The traditional sales manager role is responsible for mentoring and coaching their team members through exercises such as; role-playing, critiquing sales calls, and individual meetings focused on improving instinct and interpersonal skills.
Today’s sales managers combine the traditional approach of sales management with a data driven approach. Data helps provide greater transparency between Sales Managers and Sales reps for several reasons:
- Data is objective so sales reps can’t argue with it or hide from it.
- Analyzing data allows managers to provide individual feedback as opposed to a lump sum of broad feedback.
- Analytics allow reps to focus their time on what’s working well and provide managers insight into areas of improvement.
Below is the first of three data driven exercises that can help improve the efforts and productivity of your sales team.
Lead Source Performance Should Be Important To Individual Sellers, Not Just the Marketing Team
Lead Source is an essential piece of data that marketing needs to measure in order to report on the success of their campaigns. It allows them to know which channels are performing better than others and where they should be investing their budget that will have the highest return on investment.
Typically the marketing team focuses on the performance of each Lead Source from first click to final conversion or sale. This allows for the opportunity to associate ROI to specific marketing investments, whether it be a targeted media buy, a drip campaign, event marketing etc. In addition to the marketing team, individual AE’s need to focus on lead source performance as well. In each individual meeting I have with an AE, I show them data on how they perform with each Lead Source. This lets the AE know if the leads they receive from a specific lead source, such as a trade show or from your website, gives them a better chance of winning the deal.

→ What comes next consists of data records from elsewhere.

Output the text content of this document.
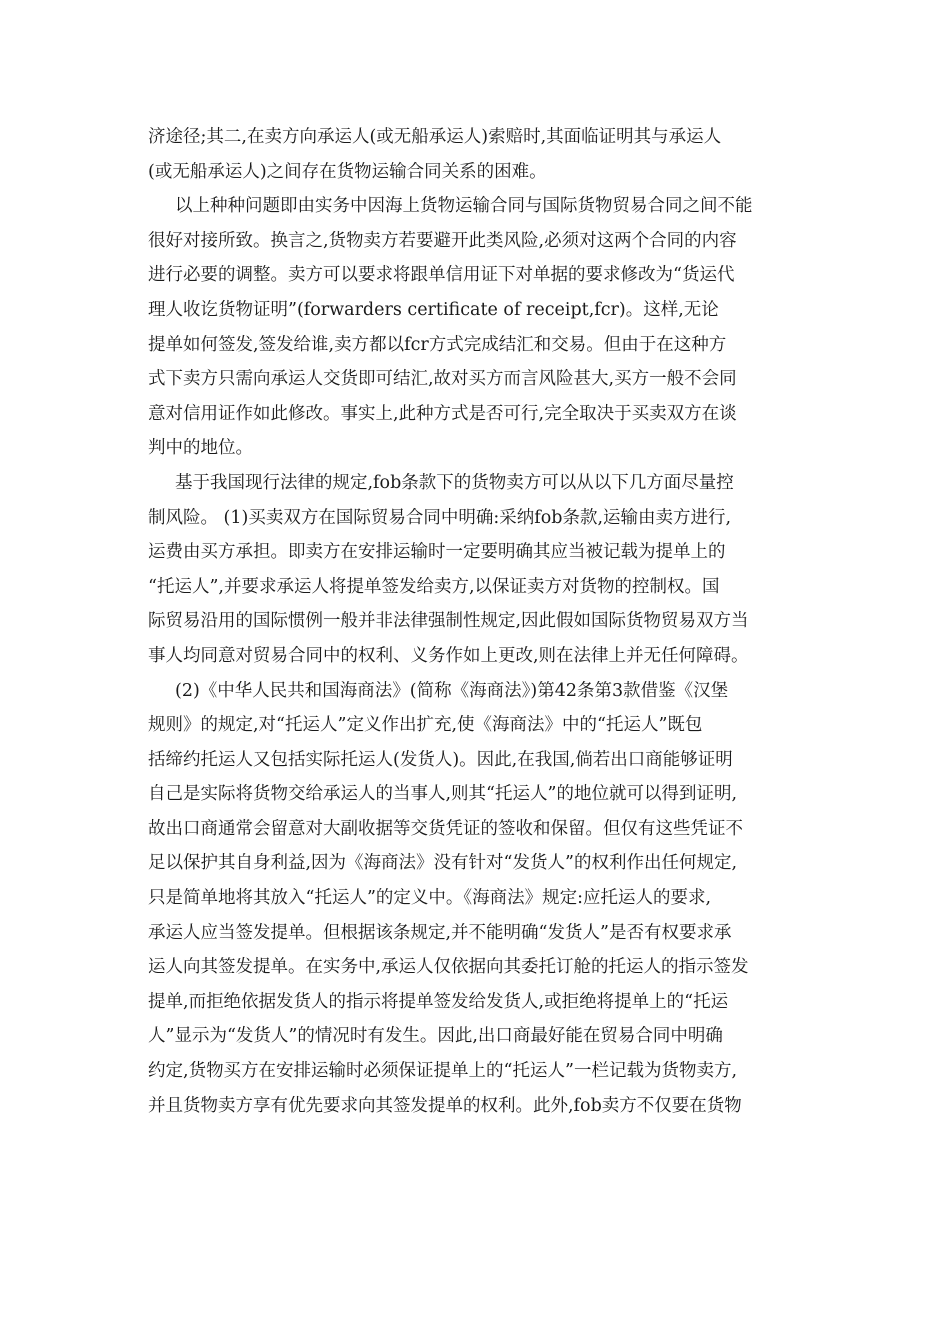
济途径;其二,在卖方向承运人(或无船承运人)索赔时,其面临证明其与承运人
(或无船承运人)之间存在货物运输合同关系的困难。
以上种种问题即由实务中因海上货物运输合同与国际货物贸易合同之间不能
很好对接所致。换言之,货物卖方若要避开此类风险,必须对这两个合同的内容
进行必要的调整。卖方可以要求将跟单信用证下对单据的要求修改为“货运代
理人收讫货物证明”(forwarders certificate of receipt,fcr)。这样,无论
提单如何签发,签发给谁,卖方都以fcr方式完成结汇和交易。但由于在这种方
式下卖方只需向承运人交货即可结汇,故对买方而言风险甚大,买方一般不会同
意对信用证作如此修改。事实上,此种方式是否可行,完全取决于买卖双方在谈
判中的地位。
基于我国现行法律的规定,fob条款下的货物卖方可以从以下几方面尽量控
制风险。 (1)买卖双方在国际贸易合同中明确:采纳fob条款,运输由卖方进行,
运费由买方承担。即卖方在安排运输时一定要明确其应当被记载为提单上的
“托运人”,并要求承运人将提单签发给卖方,以保证卖方对货物的控制权。国
际贸易沿用的国际惯例一般并非法律强制性规定,因此假如国际货物贸易双方当
事人均同意对贸易合同中的权利、义务作如上更改,则在法律上并无任何障碍。
(2)《中华人民共和国海商法》(简称《海商法》)第42条第3款借鉴《汉堡
规则》的规定,对“托运人”定义作出扩充,使《海商法》中的“托运人”既包
括缔约托运人又包括实际托运人(发货人)。因此,在我国,倘若出口商能够证明
自己是实际将货物交给承运人的当事人,则其“托运人”的地位就可以得到证明,
故出口商通常会留意对大副收据等交货凭证的签收和保留。但仅有这些凭证不
足以保护其自身利益,因为《海商法》没有针对“发货人”的权利作出任何规定,
只是简单地将其放入“托运人”的定义中。《海商法》规定:应托运人的要求,
承运人应当签发提单。但根据该条规定,并不能明确“发货人”是否有权要求承
运人向其签发提单。在实务中,承运人仅依据向其委托订舱的托运人的指示签发
提单,而拒绝依据发货人的指示将提单签发给发货人,或拒绝将提单上的“托运
人”显示为“发货人”的情况时有发生。因此,出口商最好能在贸易合同中明确
约定,货物买方在安排运输时必须保证提单上的“托运人”一栏记载为货物卖方,
并且货物卖方享有优先要求向其签发提单的权利。此外,fob卖方不仅要在货物
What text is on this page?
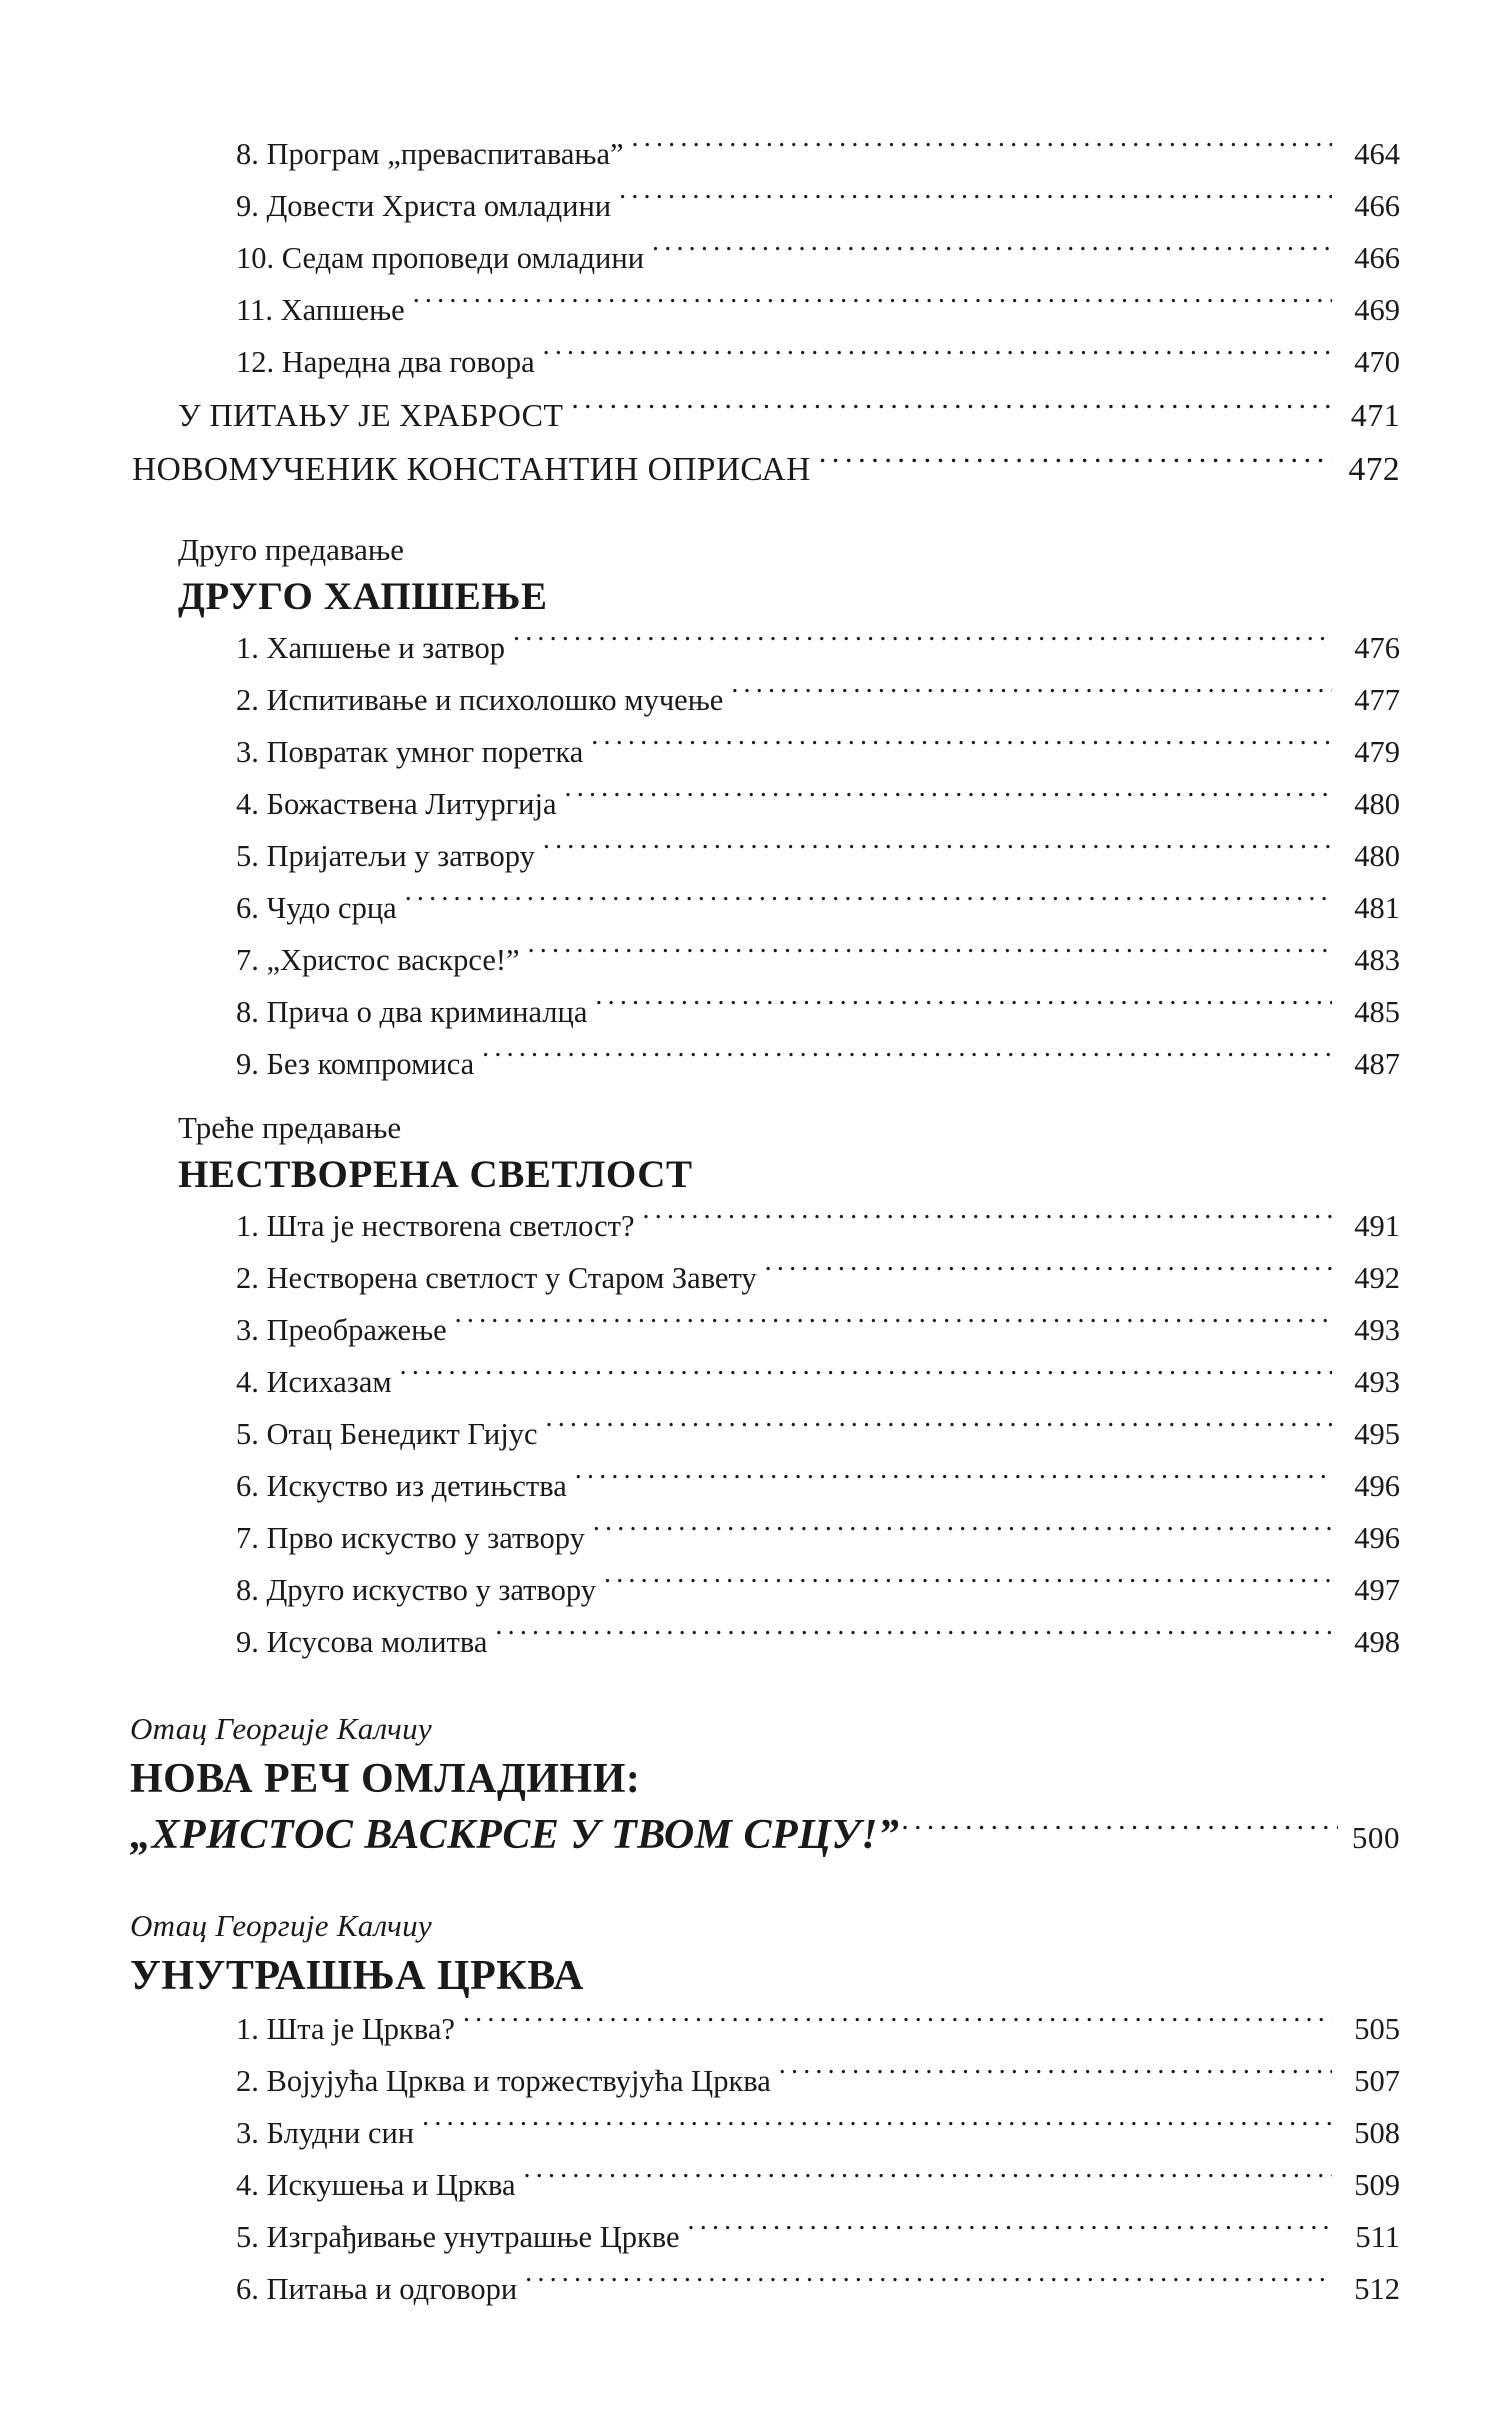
8. Програм „преваспитавања” .....	464
9. Довести Христа омладини .....	466
10. Седам проповеди омладини .....	466
11. Хапшење .....	469
12. Наредна два говора .....	470
У ПИТАЊУ ЈЕ ХРАБРОСТ .....	471
НОВОМУЧЕНИК КОНСТАНТИН ОПРИСАН .....	472
Друго предавање
ДРУГО ХАПШЕЊЕ
1. Хапшење и затвор .....	476
2. Испитивање и психолошко мучење .....	477
3. Повратак умног поретка .....	479
4. Божаствена Литургија .....	480
5. Пријатељи у затвору .....	480
6. Чудо срца .....	481
7. „Христос васкрсе!” .....	483
8. Прича о два криминалца .....	485
9. Без компромиса .....	487
Треће предавање
НЕСТВОРЕНА СВЕТЛОСТ
1. Шта је нествorena светлост? .....	491
2. Нестворена светлост у Старом Завету .....	492
3. Преображење .....	493
4. Исихазам .....	493
5. Отац Бенедикт Гијус .....	495
6. Искуство из детињства .....	496
7. Прво искуство у затвору .....	496
8. Друго искуство у затвору .....	497
9. Исусова молитва .....	498
Отац Георгије Калчиу
НОВА РЕЧ ОМЛАДИНИ:
„ХРИСТОС ВАСКРСЕ У ТВОМ СРЦУ!” .....	500
Отац Георгије Калчиу
УНУТРАШЊА ЦРКВА
1. Шта је Црква? .....	505
2. Војујућа Црква и торжествујућа Црква .....	507
3. Блудни син .....	508
4. Искушења и Црква .....	509
5. Изграђивање унутрашње Цркве .....	511
6. Питања и одговори .....	512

For each AE’s Lead Source, I look at some key pieces of information:
–Total opportunity amount closed won– how much total revenue was won.
–Win rate %– the likely percentage your AE has to win a deal.
–Average contract value– the average annual contract value in dollars.
–Average sales cycle– the average number of days it took for your AE to win a deal.
This helps me determine which AE’s perform better with specific lead sources.
After gathering this data for the entire team, key findings are revealed which help determine how to properly allocate the AE’s time. It provides insight into the following:
-Should certain AE’s go to more trade shows simply because they are better at closing trade show leads?
-It is possible that some AE’s should receive more website leads because they are more likely to close them with the highest average contract value?
-What about the AE’s that are not performing as well as other AE’s with their inbound phone calls? Should they compare their sales pitch with these specific leads to AE’s who do better?
There are numerous ways you can view the data and more efficiently allocate your team members time. The main goal of looking at Lead Source performance is to set your AE’s up for success by putting them in a position to close larger deals at a faster rate. Utilizing data, as a Sales Manager you can quickly make adjustments to AE’s sales efforts to optimize their performance for greater ROI.